Mais ces considérations sont finalement mineures au vu de l'entreprise, beaucoup plus générale, titanesque, impossible. Car la ville ne se laisse pas prendre, elle ne colle pas, Bombay s'échappe, Mumbai aussi, les mots fixent si peu.
La galerie de portraits est pourtant appréciable : les tueurs s'enchaînent, corrompent les flics. Les flics témoignent, s'improvisent tueurs l'espace d'une « rencontre » : c'est comme ça qu'on appelle les exécutions perpétuées par la police pour se débarrasser de certains malfrats. La vie d'une danseuse de bars, rebaptisée Mona Lisa pour l'occasion, permet une approche différente, par le charme, le sexe, la séduction. Et l'argent. La vie à Bombay, on en voit une partie, on en devine une autre, les gens déambulent, deviennent personnages le temps de quelques pages, puis ils repartent. On saisit les contrastes, on saisit la schizophrénie (la dualité hindouisme/islam, notamment, qui est à l'origine des émeutes sanglantes qui ont marqués la fin du XXe siècle), on saisit les incohérences mais la ville, elle, elle est où ? Je la cherche encore.
Les grandes villes sont toutes schizophrènes, disait Victor Hugo.
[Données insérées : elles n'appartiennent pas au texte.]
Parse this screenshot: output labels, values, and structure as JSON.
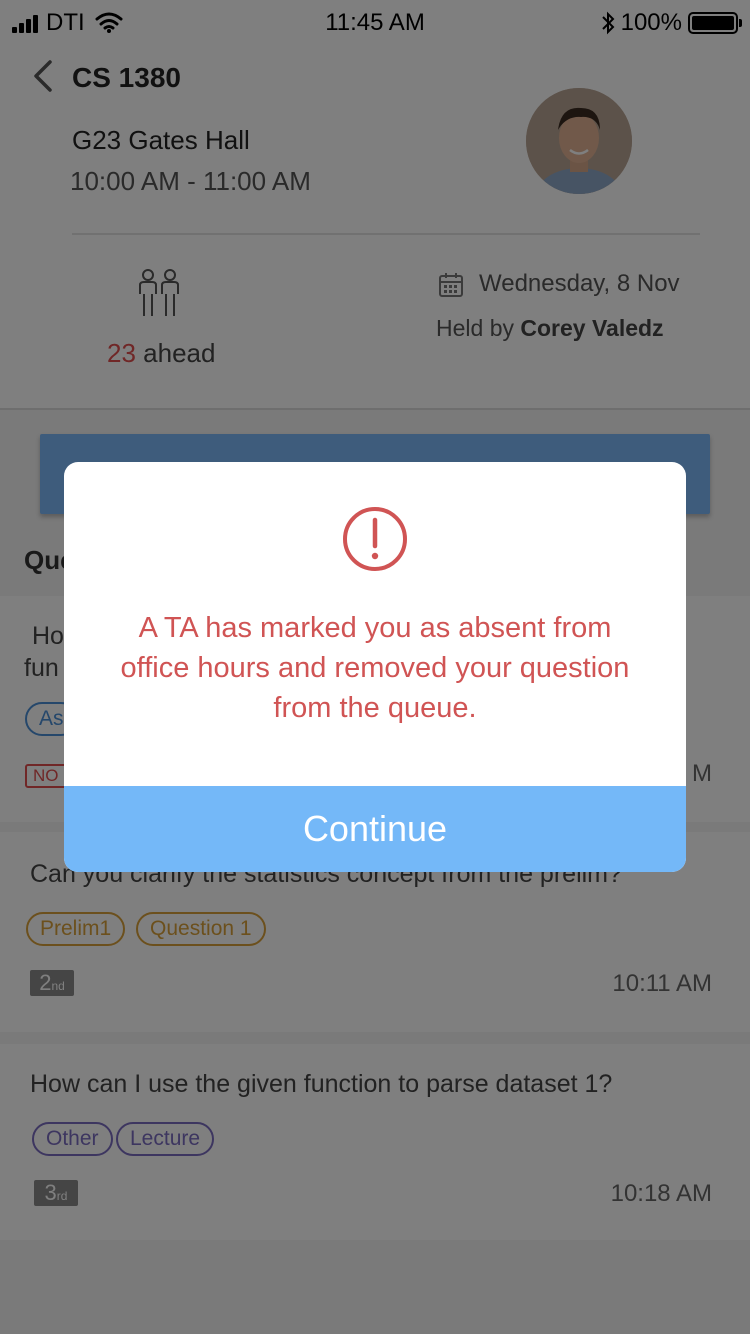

Bombay présente tous les symptômes de la dissociation mentale. Pendant les émeutes, les imprimeries tournaient à plein régime. Elles fabriquaient les doubles jeux de cartes de visite personnalisées : l'un avec un nom musulman et l'autre avec un nom hindou. N'importe quel quidam arrêté en pleine rue pouvait vivre ou mourir selon qu'il disait s'appeler Ram ou Rahim. La schizophrénie devint une tactique de survie.
Suketu Mehta, Bombay Maximum City, Buchet Chastel, P. 76
Ma critique est trop brutale : Bombay Maximum City est tout de même une mine d'or, de renseignements, d'informations. C'est un reportage rigoureux, parfois fascinant (comment passer de tueurs à gages et de responsables mafieux à un diamantaire honorable qui abandonne tout ses biens pour rentrer en religion, une religion si rigoureuse qu'elle interdit tous les plaisirs, le tout en quelques centaines de pages), souvent complet. Le versant journalistique du livre sur la ville est intéressant, malgré la nature hybride du récit, mais l'approche littéraire que j'ai pu espérer n'apparaît pas. Ma déception tient plus de la frustration qu'autre chose : j'aurai souhaité que ce ce Bombay Maximum City, comme Mantra ou même Zeropolis me donne quelques clés sur l'écriture de la ville, malheureusement, ce n'a pas été le cas.